Catros, who runs a local group called Pay it Forward Adelaide, has been volunteering for several years and is enjoying watching her son blossom as he learns the joy of doing something for others.
"He's always naturally been really good at receiving presents, but he's also a really good sharer and even though he's only 18 months, he really likes to give gifts," Catros says.
"When we do our volunteer work, I see that he gets that this involves another person; he gets that you're going to help and be with them."
Through Pay It Forward Adelaide, Catros is hoping to "change the world; one good deed at a time". Through her Facebook page, she encourages people to donate items, or their time to others.
She encourages people to contact the site if they need help in any way and the site then does their best to aid that person.
"We don't expect thanks and we don't want any recompense, we would love for that person to pay it forward in any way to another person," she says.
"Between us, we can impact the community and make a positive difference."
Which is what gratitude is about really - looking at the world in a way that helps us see a bigger picture, rather than just our own little lives.
Powell says children should be taught gratitude from when they're very young. "Gratitude plays the role that grace used to at a meal," she explains.
"But we should also be getting children involved with people who have less and in acts of kindness and in situations that aren't just material and activities that are contributing to others is a really good way to let children see a bigger picture.
"And learning to say no to them, so it isn't an endless hole we're trying to fill with stuff, so they go out into the world with this endless hole."
Powell suggests this Christmas time, parents could take their children to visit an aged care facility or to a Christmas event for homeless people. She also suggests giving experiences as gifts - a ticket to a theatre performance, or to the zoo - instead of "stuff".
"Gratitude is a learned skill," she says.
"Happiness isn't a momentary buzz when you get something; it's a deep, resilient optimism that enables you to stand up when things get tough.''
Which is just what Rosie Coppin, professional coach and mentor with Adelaide practice Positive Goals and Solutions maintains.
She says gratitude is critical to living a happy life - and with children, it starts with manners.

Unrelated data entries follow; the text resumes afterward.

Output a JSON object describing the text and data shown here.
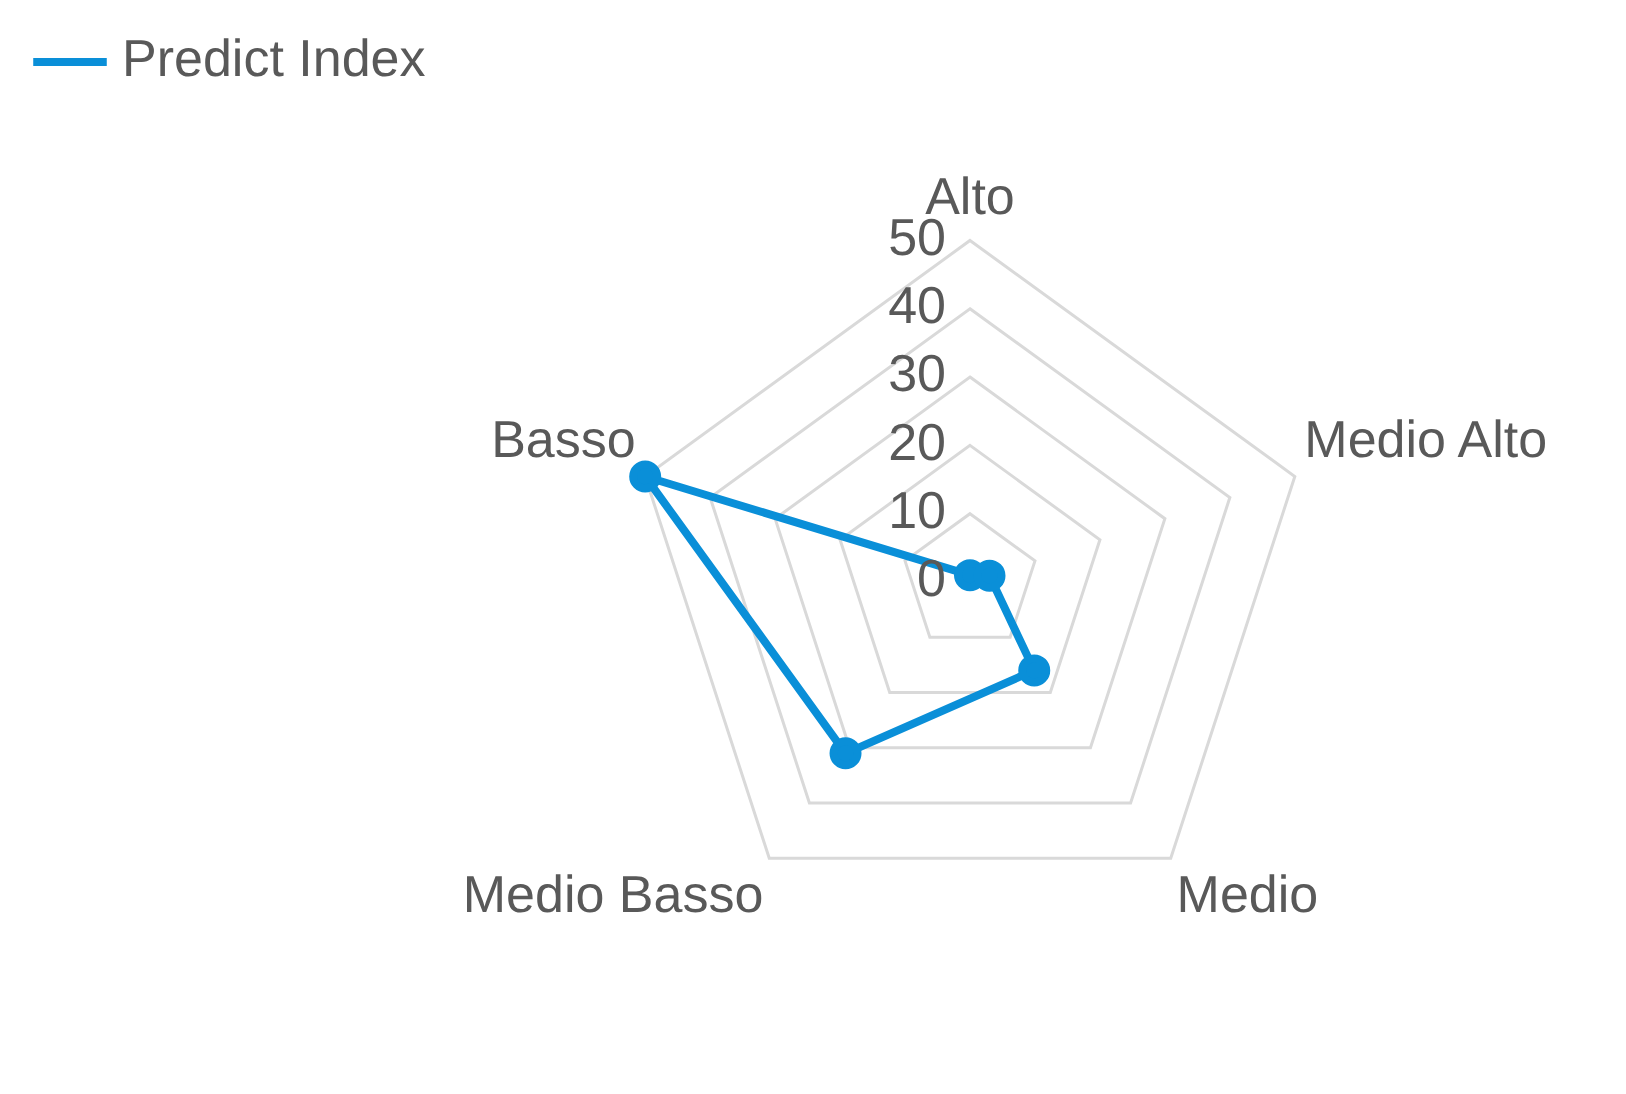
{
  "chart_data": {
    "type": "radar",
    "categories": [
      "Alto",
      "Medio Alto",
      "Medio",
      "Medio Basso",
      "Basso"
    ],
    "series": [
      {
        "name": "Predict Index",
        "color": "#0a8fd8",
        "values": [
          1,
          3,
          16,
          31,
          50
        ]
      }
    ],
    "ylim": [
      0,
      50
    ],
    "yticks": [
      0,
      10,
      20,
      30,
      40,
      50
    ],
    "grid": true,
    "legend": "top left",
    "marker": "circle"
  }
}
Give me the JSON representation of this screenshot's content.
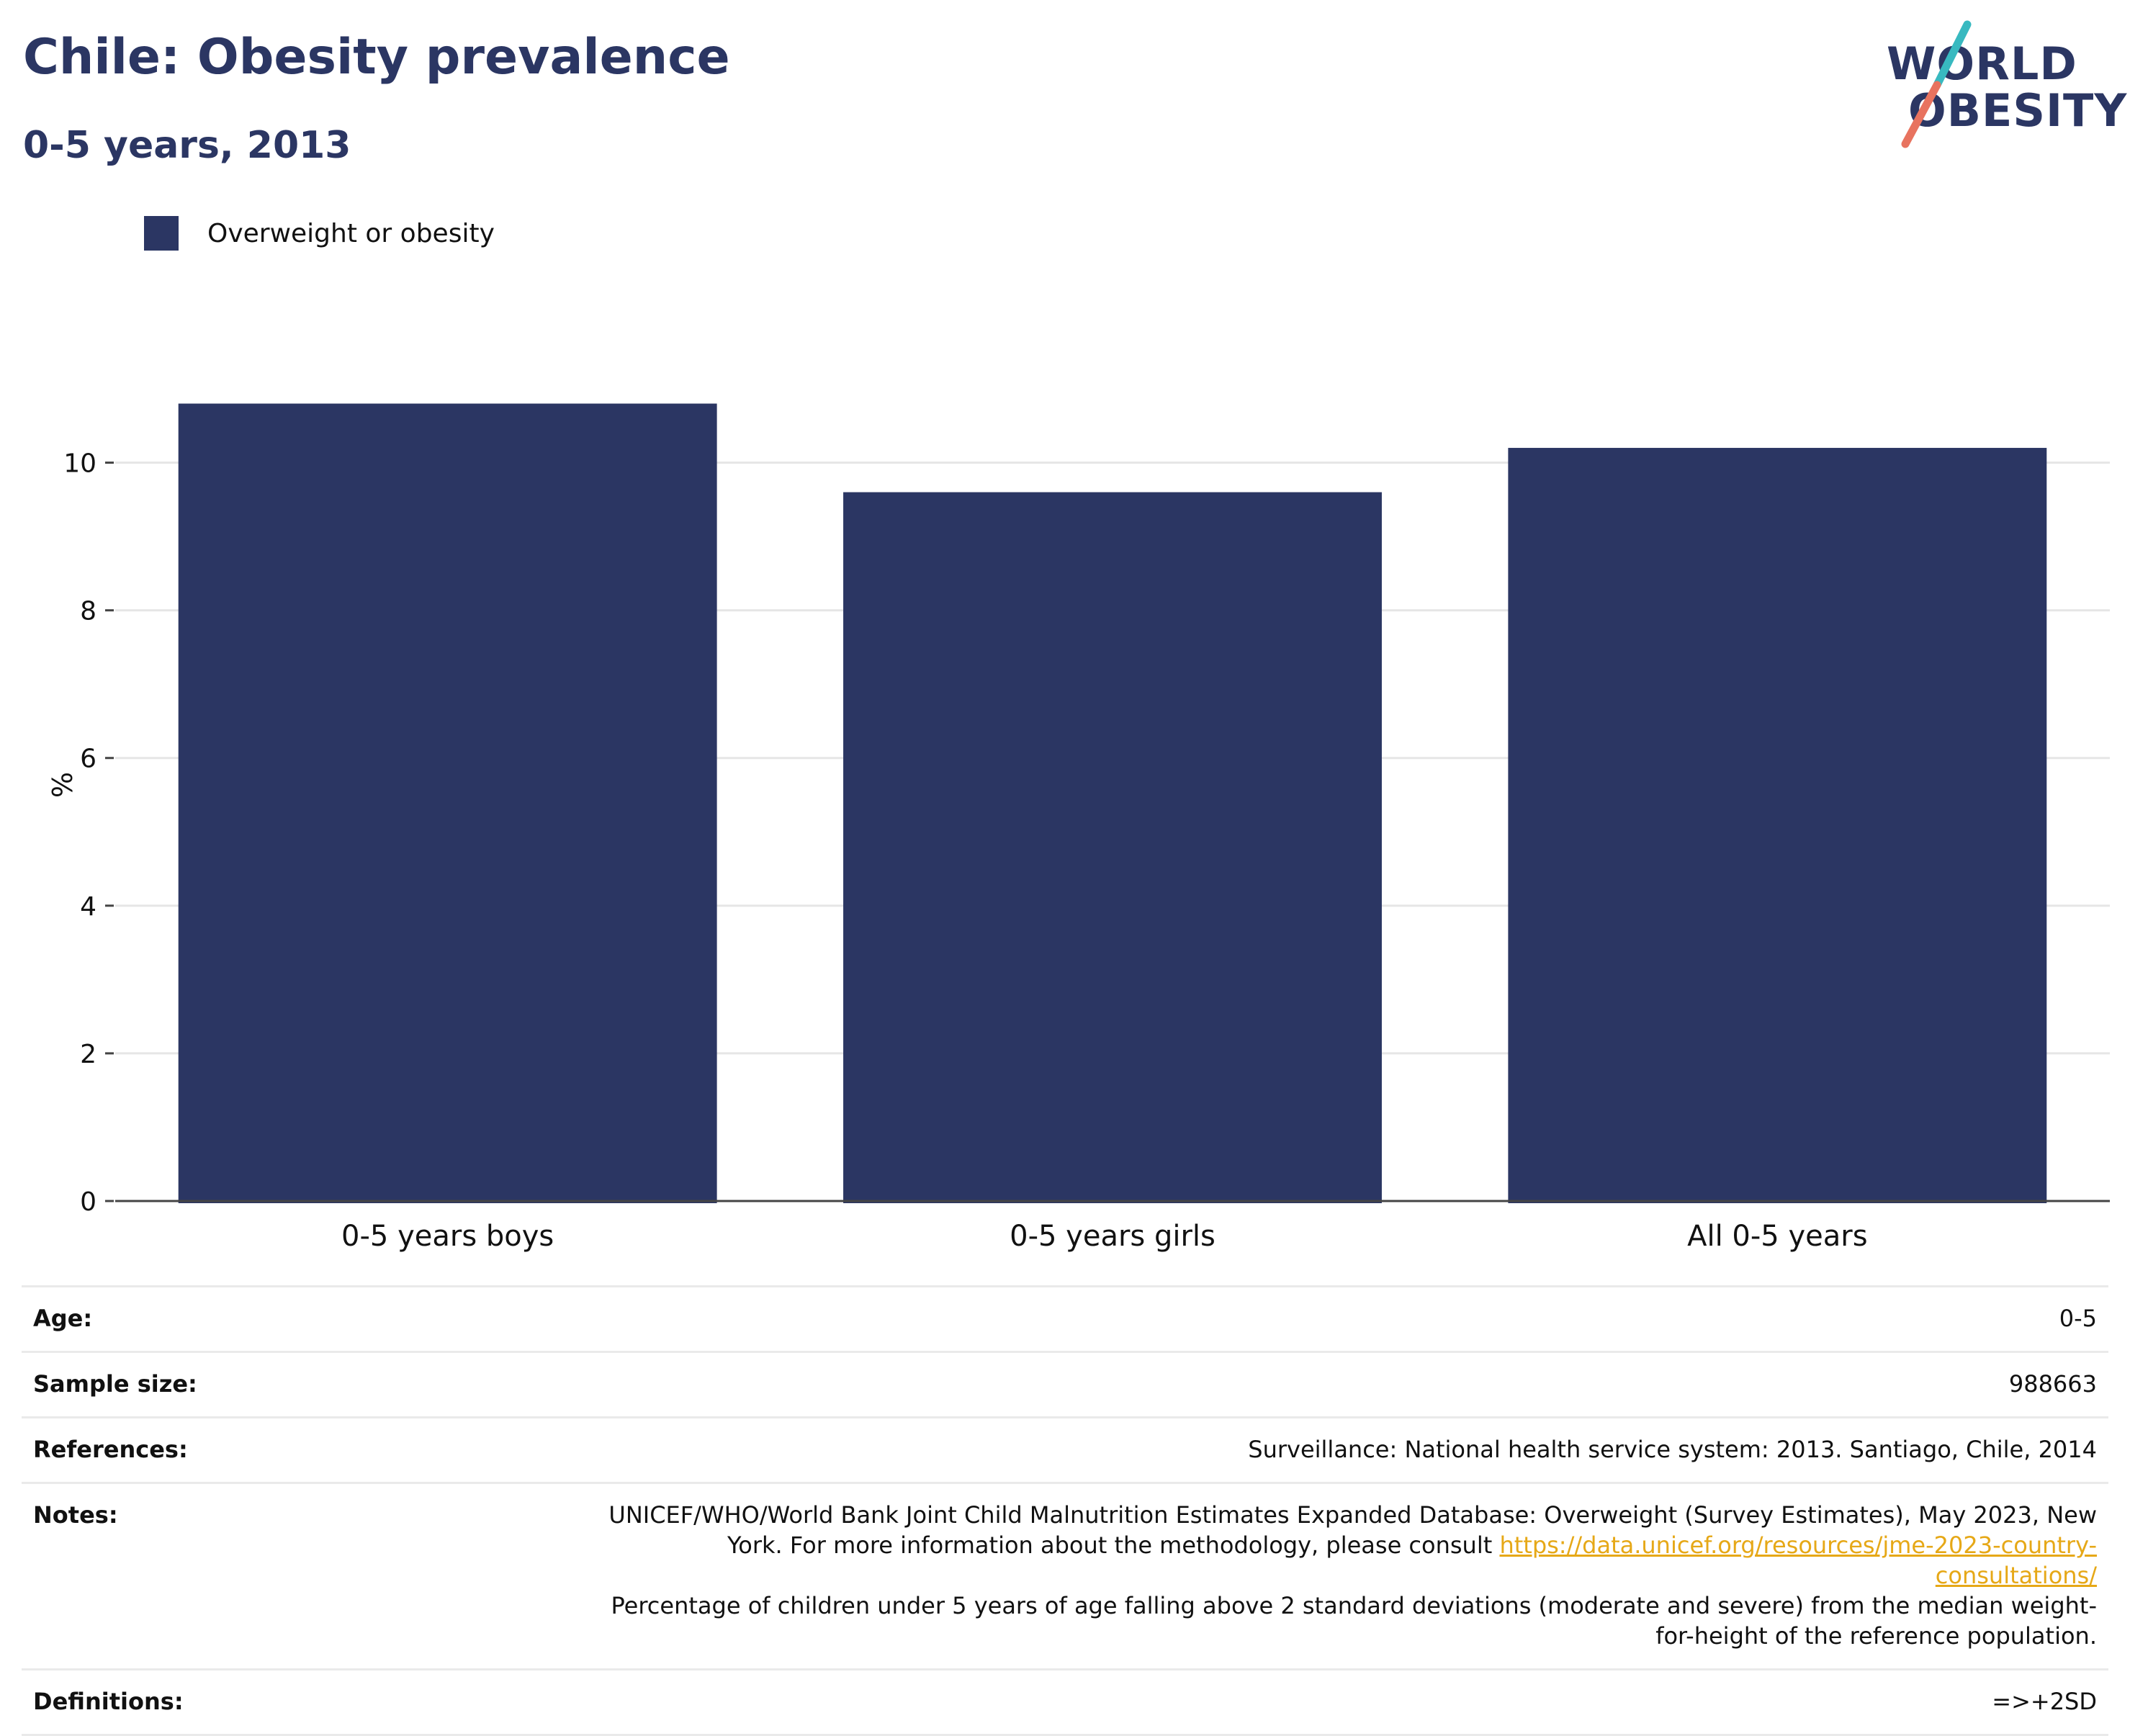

"Pleases and thank yous are a good thing," Coppin says, "and moving that on to bringing gratitude into the daily conversation, talking about the good things that have happened.
"It's something that has to be a habit.
"We all have negative thoughts that come into our mind, so it's a matter of shutting those off so you can move on and being able to recognise when something negative happens."
You see, Christmas could really be about one of two things. The presents. Or the time to be merry with family and friends - eat well, sing carols, be thankful for the year that's just gone. Thankful for that full belly, the family (no matter how dysfunctional), the carols ... and the gifts.